CSR: The New Deciding Factor In Employee Satisfaction
It’s clear in the above example that a company’s role in CSR affects the thought processes of its employees. Offering exemplary salaries, perks, and positions just won’t cut it anymore. Employees want to know how their company is giving back to society, and without this information, they tend toward dissatisfaction. And an increase in employee turnover rates is a direct outcome of this anxiety.
Why It’s So Important
Millennials are in high demand in the job market. They carry the skills, talent, and ideas that will help an organisation evolve and embrace the new age.
However, they want something more than just a great job and good pay. They want the 3 Ps.
Everyone entering the job market looks for a sense of pride in what they do. No one wants to work for a company that’s contriving to destroy the environment, no matter how well they pay. And taking a neutral stance on CSR won’t help either.
Employees want to be able to tell people, ‘Hey! You know I work in XYZ?’. And that won’t happen unless the company gives them a reason to boast. Organisations actively involved in CSR activities are filled with motivated employees. Being proud of their organisation also instils a feeling of respect towards it, which translates into higher productivity and greater engagement at work.

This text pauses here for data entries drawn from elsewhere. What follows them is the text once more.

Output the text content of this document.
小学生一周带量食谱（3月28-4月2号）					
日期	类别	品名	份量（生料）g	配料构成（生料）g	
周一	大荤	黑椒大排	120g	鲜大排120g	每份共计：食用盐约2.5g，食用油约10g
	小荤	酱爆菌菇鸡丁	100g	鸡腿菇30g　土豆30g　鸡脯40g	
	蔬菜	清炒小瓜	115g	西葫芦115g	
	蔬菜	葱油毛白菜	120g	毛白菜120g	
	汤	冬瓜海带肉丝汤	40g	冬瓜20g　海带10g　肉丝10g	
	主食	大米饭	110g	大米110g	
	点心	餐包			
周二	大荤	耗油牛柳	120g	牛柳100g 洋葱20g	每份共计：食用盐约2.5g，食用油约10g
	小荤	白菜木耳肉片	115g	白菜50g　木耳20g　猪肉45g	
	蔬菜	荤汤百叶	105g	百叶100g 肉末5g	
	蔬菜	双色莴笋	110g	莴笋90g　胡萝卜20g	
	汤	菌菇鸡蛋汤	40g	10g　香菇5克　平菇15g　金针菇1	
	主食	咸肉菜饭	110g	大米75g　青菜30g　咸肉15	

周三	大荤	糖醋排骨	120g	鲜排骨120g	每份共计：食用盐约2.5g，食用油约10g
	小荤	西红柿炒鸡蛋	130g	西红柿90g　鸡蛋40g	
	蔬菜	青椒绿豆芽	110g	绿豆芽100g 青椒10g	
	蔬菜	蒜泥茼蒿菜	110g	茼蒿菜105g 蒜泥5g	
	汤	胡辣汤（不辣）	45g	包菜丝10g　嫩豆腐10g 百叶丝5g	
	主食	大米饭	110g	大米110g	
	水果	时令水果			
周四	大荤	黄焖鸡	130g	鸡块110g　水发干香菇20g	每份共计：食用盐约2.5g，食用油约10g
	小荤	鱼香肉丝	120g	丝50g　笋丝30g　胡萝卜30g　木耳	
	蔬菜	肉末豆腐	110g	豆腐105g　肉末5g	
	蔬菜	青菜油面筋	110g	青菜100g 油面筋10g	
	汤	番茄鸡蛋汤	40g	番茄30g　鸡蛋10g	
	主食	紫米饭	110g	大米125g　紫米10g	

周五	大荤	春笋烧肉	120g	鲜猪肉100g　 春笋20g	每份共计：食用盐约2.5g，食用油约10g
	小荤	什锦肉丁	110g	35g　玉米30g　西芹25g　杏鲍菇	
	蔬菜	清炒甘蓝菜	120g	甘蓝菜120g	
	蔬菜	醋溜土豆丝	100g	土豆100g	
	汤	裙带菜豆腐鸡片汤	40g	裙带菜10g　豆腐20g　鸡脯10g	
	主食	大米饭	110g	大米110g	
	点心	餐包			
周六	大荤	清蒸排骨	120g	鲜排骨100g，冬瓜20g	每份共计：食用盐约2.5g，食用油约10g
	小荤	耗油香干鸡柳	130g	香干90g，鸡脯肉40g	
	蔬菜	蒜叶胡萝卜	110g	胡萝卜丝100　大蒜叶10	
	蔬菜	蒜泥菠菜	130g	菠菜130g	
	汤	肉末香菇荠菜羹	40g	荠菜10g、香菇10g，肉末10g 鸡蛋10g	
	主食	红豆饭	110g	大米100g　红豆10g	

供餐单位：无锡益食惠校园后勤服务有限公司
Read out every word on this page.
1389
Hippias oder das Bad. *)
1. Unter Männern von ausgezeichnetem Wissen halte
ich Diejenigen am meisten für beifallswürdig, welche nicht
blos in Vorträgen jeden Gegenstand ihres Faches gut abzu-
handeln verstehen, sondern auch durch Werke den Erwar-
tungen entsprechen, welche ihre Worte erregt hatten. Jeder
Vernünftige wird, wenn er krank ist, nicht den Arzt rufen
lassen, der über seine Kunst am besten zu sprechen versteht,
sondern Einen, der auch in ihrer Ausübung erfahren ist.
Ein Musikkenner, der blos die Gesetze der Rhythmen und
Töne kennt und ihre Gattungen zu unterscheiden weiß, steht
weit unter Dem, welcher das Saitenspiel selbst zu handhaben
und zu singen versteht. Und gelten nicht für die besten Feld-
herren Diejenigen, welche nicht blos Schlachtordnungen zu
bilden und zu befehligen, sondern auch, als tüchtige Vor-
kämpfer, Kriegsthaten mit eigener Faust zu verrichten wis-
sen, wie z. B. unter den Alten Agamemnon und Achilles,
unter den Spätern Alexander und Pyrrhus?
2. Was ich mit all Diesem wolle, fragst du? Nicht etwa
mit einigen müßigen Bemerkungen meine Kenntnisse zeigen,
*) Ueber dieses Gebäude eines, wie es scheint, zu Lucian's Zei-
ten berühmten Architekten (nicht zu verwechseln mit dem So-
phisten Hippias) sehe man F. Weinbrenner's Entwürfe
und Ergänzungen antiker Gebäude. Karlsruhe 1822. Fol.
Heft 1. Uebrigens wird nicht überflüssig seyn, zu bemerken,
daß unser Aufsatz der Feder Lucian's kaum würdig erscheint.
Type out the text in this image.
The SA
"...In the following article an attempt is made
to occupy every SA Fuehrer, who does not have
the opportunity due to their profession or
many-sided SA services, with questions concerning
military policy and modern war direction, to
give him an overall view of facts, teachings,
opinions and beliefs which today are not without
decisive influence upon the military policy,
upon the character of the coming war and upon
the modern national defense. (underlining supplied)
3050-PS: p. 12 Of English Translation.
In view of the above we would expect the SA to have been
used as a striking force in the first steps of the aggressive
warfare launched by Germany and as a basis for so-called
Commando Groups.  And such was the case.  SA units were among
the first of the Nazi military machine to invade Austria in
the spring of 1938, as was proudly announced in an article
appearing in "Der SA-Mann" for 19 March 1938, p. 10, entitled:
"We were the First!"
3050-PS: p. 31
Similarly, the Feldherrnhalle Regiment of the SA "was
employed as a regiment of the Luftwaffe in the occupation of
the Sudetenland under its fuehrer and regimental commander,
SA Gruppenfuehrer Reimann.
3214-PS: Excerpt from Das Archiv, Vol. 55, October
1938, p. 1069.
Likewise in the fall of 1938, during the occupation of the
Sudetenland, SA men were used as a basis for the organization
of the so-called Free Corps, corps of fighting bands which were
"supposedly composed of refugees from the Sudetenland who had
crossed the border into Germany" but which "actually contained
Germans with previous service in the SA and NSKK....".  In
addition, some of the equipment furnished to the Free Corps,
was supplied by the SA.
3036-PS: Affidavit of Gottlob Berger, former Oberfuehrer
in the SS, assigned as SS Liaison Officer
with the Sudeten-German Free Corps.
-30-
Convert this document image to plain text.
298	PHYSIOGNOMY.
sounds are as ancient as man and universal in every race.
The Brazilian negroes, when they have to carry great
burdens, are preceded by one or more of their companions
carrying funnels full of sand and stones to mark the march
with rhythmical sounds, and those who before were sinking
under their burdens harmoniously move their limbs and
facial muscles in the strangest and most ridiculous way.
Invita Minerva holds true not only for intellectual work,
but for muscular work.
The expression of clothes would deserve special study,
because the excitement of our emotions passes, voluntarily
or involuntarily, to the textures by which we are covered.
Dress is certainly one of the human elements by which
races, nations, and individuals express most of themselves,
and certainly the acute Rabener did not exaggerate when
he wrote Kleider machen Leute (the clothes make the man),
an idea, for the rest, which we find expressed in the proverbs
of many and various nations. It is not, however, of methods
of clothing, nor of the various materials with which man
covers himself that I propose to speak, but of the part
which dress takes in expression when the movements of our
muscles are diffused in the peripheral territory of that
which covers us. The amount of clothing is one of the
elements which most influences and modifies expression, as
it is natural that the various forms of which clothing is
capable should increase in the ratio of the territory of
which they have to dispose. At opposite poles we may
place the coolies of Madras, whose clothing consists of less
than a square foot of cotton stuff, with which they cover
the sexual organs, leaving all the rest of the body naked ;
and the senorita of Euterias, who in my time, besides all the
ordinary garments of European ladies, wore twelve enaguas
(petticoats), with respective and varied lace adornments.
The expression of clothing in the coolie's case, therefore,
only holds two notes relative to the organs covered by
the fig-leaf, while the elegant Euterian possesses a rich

After the initial thrill of a new workplace, most employees tend to wear figurative blinders and routinely carry out their jobs. This is more prevalent at the entry level, where employees may not have much knowledge of how the company operates and what it does with its funds. When employees are exposed to the social work that organisations engage in, they feel a stronger sense of belonging. This is accompanied by enhanced productivity, higher involvement, and increased confidence.
Although CSR is not directly tied to a company’s operations, it acts as a lighthouse, guiding employees toward a brighter future. It’s also a great measure of how well a company is performing against its promises; the ideal way to build employee trust.
People want to enrol in a company that looks promising. And what’s better than being able to use a chunk of your profits to help society? If a company is engaged in CSR initiatives, it means that they can spare the funds to donate. It also implies that they’ve reached a stage of stability, and can focus their attention on issues that may not be directly related to their business. An organisation that’s able to provide services outside of its realm of operations presents an attractive prospect to potential employees.
CSR, today, is changing from just a mandatory law to a process that’s vital to an organisation’s health. Companies need to get on board with this, or they’ll miss out on the increased coordination, trust, and productivity that will take them to the next level.